Network Latency / Packet Loss

     Our router at the co-lo facility is running short of CPU during peak traffic times in the evenings resulting in greater latency and some packet loss.

     I am currently researching a replacement which will have approximately 6x as much CPU to accommodate this traffic and future growth.

     The current router is an Edgerouter Lite which has two 500 Mhz MIPS CPUs, the replacement I’m looking at is a Ubiquiti Dream Machine, which has four 1.7 Ghz cores.  The latter is designed for an enterprise environment.

     The Dream Machine comes in a lot of different flavors and I’m not familiar with all the terminology used in the specifications so I’m waiting on Ubiquiti support to answer a few questions before placing an order.

Mail

     All of our mail servers have now been upgraded to 22.04, and one of the things I was unaware of before upgrading to 22.04 is that postfix, the mail transport agent that we use, has changed a bunch of defaults.  This may cause some problems and I am reviewing all the settings to make sure that where the defaults have changed, we explicitly declare the settings we want rather than relying on the now incorrect defaults.

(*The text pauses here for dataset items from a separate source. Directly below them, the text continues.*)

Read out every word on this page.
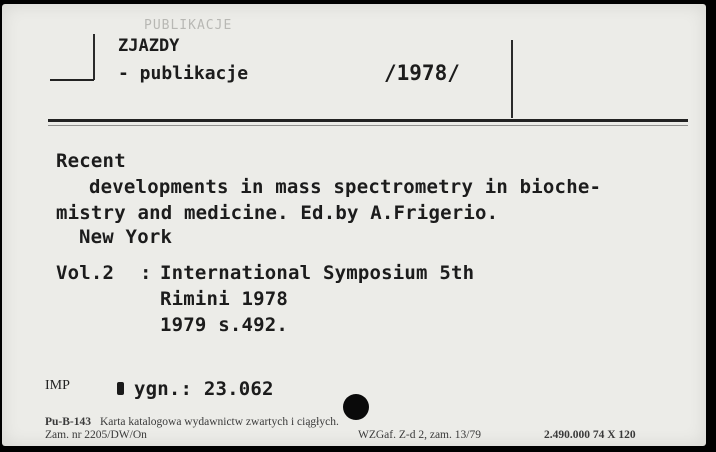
PUBLIKACJE
ZJAZDY
- publikacje	/1978/
Recent
developments in mass spectrometry in bioche-
mistry and medicine. Ed.by A.Frigerio.
New York
Vol.2 : International Symposium 5th
Rimini 1978
1979 s.492.
IMP	ygn.: 23.062
Pu-B-143 Karta katalogowa wydawnictw zwartych i ciągłych.
Zam. nr 2205/DW/On	WZGaf. Z-d 2, zam. 13/79	2.490.000 74 X 120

     I’ve also loosened somewhat the fail2ban restrictions on the incoming servers.  Since the primary function of fail2ban is to stop brute force password guessing attacks, and people do not authenticate to the incoming servers, it is not necessary that they be as strict.  We had some instances where outlook servers were banned for repeatedly trying to deliver mail to non-existent addresses.  This happens when spammers use very unclean old address lists.